Tevbe Eden Kimsenin Dikkat Edeceği 3 Husus
Bir günah işleyen derhal tevbe ederse, Allah Teâlâ ve Tekaddes hazretleri çok merhametli, çok affedici olduğu için o tevbeyi kabul eder.
Yalnız tevbe eden kimse üç hususa riayet etmelidir:
- Birincisi; günah işleyenin işlediği günahından dolayı, samimi bir şekilde pişman olmasıdır.
- İkincisi; o günahı derhal terketmelidir.
- Üçüncüsü; istikbâlde o günahı bir daha işlemmemeye azimli olmalıdır.
Mü’min işlemiş olduğu günahını daima büyük görmelidir. Allah dostları en ufak zellelerini dahi, dağlar gibi cesim görmüşler, derin bir mahviyet içinde, Rabbımız zül-celal vel kemâl hazretlerine gözyaşları ve büyük bir teessür içinde istiğfar etmmişlerdir. Halbuki itikadı zayıf, imânı kemâle ermemiş kişiler ise dağlar gibi büyük büyük günahlar işlerller, hatalı sözler sarfederler, o işledikleri cesim günah ve kabahatlerini nefisleri kendilerine basit, küçük ve ehemmiyetsiz gösterir ve istiğfar etmeye dahi lüzum görmezler.
Bütün peygamberân-ı izam, ashab-ı güzîn -radıyallahu anhum- ecmaîn hazerâtı, büyük velîler, Allah dostları, işlemiş oldukları pek ufacık zellelerini dahi büyük görmüşler, nedamet üzere, Allah Teâlâ ve Tekaddes hazretlerine affedilmeleri için iltica ve istiğfar etmişlerdir.
Sahâbe-i güzîn hazerâtının en güzîdesi, gözbebeği mesabesinde olan Ebû Bekri’s-Sıddîk -radıyallahu anh- hazretleri Cenâb-ı Hakk’a hitaben:
“Ya Rab!
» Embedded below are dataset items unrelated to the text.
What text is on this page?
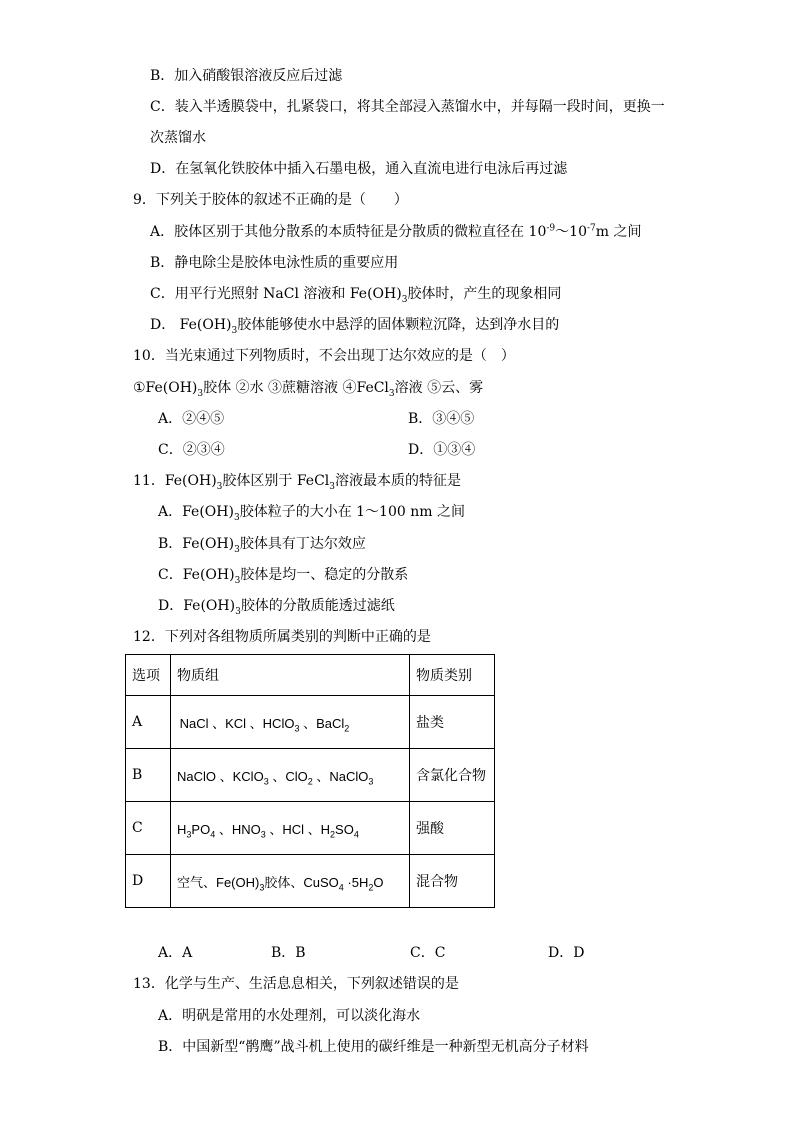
B．加入硝酸银溶液反应后过滤
C．装入半透膜袋中，扎紧袋口，将其全部浸入蒸馏水中，并每隔一段时间，更换一
次蒸馏水
D．在氢氧化铁胶体中插入石墨电极，通入直流电进行电泳后再过滤
9．下列关于胶体的叙述不正确的是（　　）
A．胶体区别于其他分散系的本质特征是分散质的微粒直径在 $10^{-9}\sim 10^{-7}m$ 之间
B．静电除尘是胶体电泳性质的重要应用
C．用平行光照射 NaCl 溶液和 $Fe(OH)_3$胶体时，产生的现象相同
D． $Fe(OH)_3$胶体能够使水中悬浮的固体颗粒沉降，达到净水目的
10．当光束通过下列物质时，不会出现丁达尔效应的是（　）
$①Fe(OH)_3$胶体 ②水 ③蔗糖溶液 ④FeCl$_3$溶液 ⑤云、雾
A．②④⑤	B．③④⑤
C．②③④	D．①③④
11．$Fe(OH)_3$胶体区别于 FeCl$_3$溶液最本质的特征是
A．$Fe(OH)_3$胶体粒子的大小在 1～100 nm 之间
B．$Fe(OH)_3$胶体具有丁达尔效应
C．$Fe(OH)_3$胶体是均一、稳定的分散系
D．$Fe(OH)_3$胶体的分散质能透过滤纸
12．下列对各组物质所属类别的判断中正确的是
选项	物质组	物质类别
A	 NaCl 、KCl 、HClO$_3$ 、BaCl$_2$	盐类
B	NaClO 、KClO$_3$ 、ClO$_2$ 、NaClO$_3$	含氯化合物
C	$H_3PO_4$ 、$HNO_3$ 、HCl 、$H_2SO_4$	强酸
D	空气、$Fe(OH)_3$胶体、CuSO$_4$ $\cdot 5H_2O$	混合物
A．A	B．B	C．C	D．D
13．化学与生产、生活息息相关，下列叙述错误的是
A．明矾是常用的水处理剂，可以淡化海水
B．中国新型“鹘鹰”战斗机上使用的碳纤维是一种新型无机高分子材料
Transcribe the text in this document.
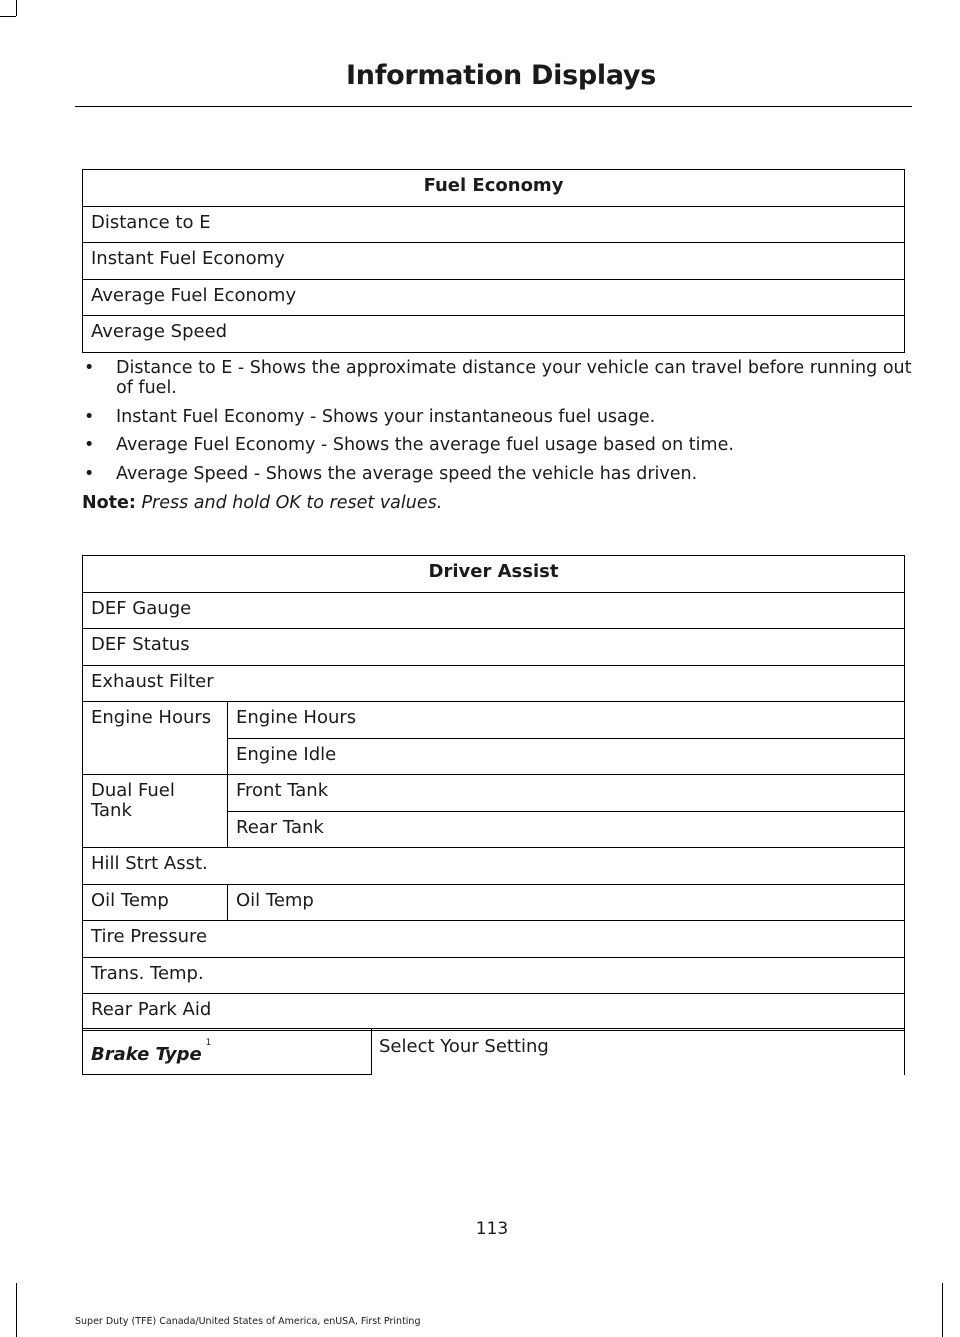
Information Displays
Fuel Economy
Distance to E
Instant Fuel Economy
Average Fuel Economy
Average Speed
• Distance to E - Shows the approximate distance your vehicle can travel before running out of fuel.
• Instant Fuel Economy - Shows your instantaneous fuel usage.
• Average Fuel Economy - Shows the average fuel usage based on time.
• Average Speed - Shows the average speed the vehicle has driven.
Note: Press and hold OK to reset values.
Driver Assist	
DEF Gauge	
DEF Status	
Exhaust Filter	
Engine Hours	Engine Hours
	Engine Idle
Dual Fuel Tank	Front Tank
	Rear Tank
Hill Strt Asst.	
Oil Temp	Oil Temp
Tire Pressure	
Trans. Temp.	
Rear Park Aid	
Brake Type$^1$	Select Your Setting
113
Super Duty (TFE) Canada/United States of America, enUSA, First Printing
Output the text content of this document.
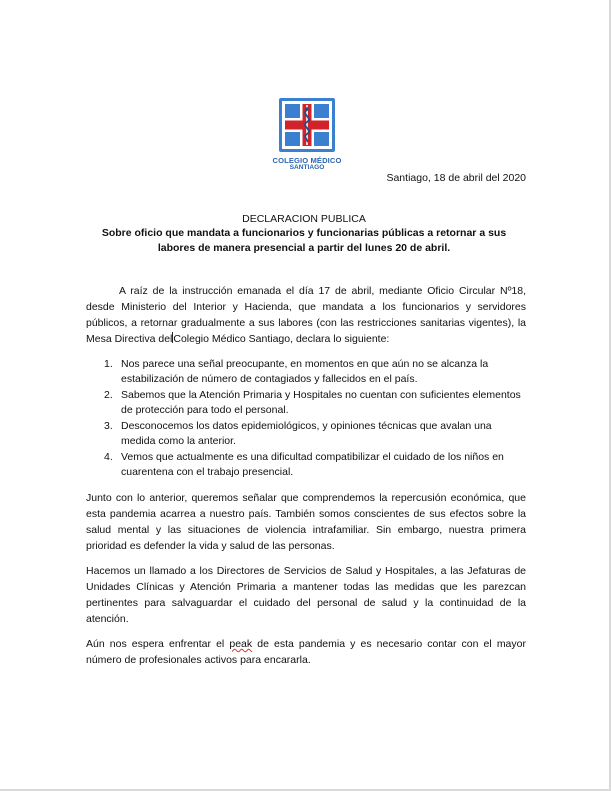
COLEGIO MÉDICO
SANTIAGO
Santiago, 18 de abril del 2020
DECLARACION PUBLICA
Sobre oficio que mandata a funcionarios y funcionarias públicas a retornar a sus labores de manera presencial a partir del lunes 20 de abril.
A raíz de la instrucción emanada el día 17 de abril, mediante Oficio Circular Nº18, desde Ministerio del Interior y Hacienda, que mandata a los funcionarios y servidores públicos, a retornar gradualmente a sus labores (con las restricciones sanitarias vigentes), la Mesa Directiva delColegio Médico Santiago, declara lo siguiente:
1. Nos parece una señal preocupante, en momentos en que aún no se alcanza la estabilización de número de contagiados y fallecidos en el país.
2. Sabemos que la Atención Primaria y Hospitales no cuentan con suficientes elementos de protección para todo el personal.
3. Desconocemos los datos epidemiológicos, y opiniones técnicas que avalan una medida como la anterior.
4. Vemos que actualmente es una dificultad compatibilizar el cuidado de los niños en cuarentena con el trabajo presencial.
Junto con lo anterior, queremos señalar que comprendemos la repercusión económica, que esta pandemia acarrea a nuestro país. También somos conscientes de sus efectos sobre la salud mental y las situaciones de violencia intrafamiliar. Sin embargo, nuestra primera prioridad es defender la vida y salud de las personas.
Hacemos un llamado a los Directores de Servicios de Salud y Hospitales, a las Jefaturas de Unidades Clínicas y Atención Primaria a mantener todas las medidas que les parezcan pertinentes para salvaguardar el cuidado del personal de salud y la continuidad de la atención.
Aún nos espera enfrentar el peak de esta pandemia y es necesario contar con el mayor número de profesionales activos para encararla.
Suçlarım kumlar gibi sayılmaz. Sen bu günahkâr âsî kulunu affet” diyerek yalvarmış ve daimi olarak tevbe ve istiğfar etmişdir. Biz, âciz kullara düşen, yapmakda olduğumuz günah, isyan ve nisyanlarımıza, daimi olarak tevbe ve istiğfar etmek ve yapmış olduğumuz günahları nasıl olsa affolunuyor diyerek, ikinci defa işlemeye cür’et etmeyib, tevbemizde ihlâs üzere sebatkâr olmak olmalıdır.
Nitekim Sâdeddin Kaşgârî hazretlerinin kelâm- ı kibarlarında bu hususa işaret vardır. Bilerek işlediğimiz günah ve hatalar yanındda, göremediğimiz, idrakimizin dışında da bir çok nisyan ve hatalarımız vardır. Kul hatasız olamaz.
Rabbımız azze ve celle hazretleri gafûrdur, rahîmdir.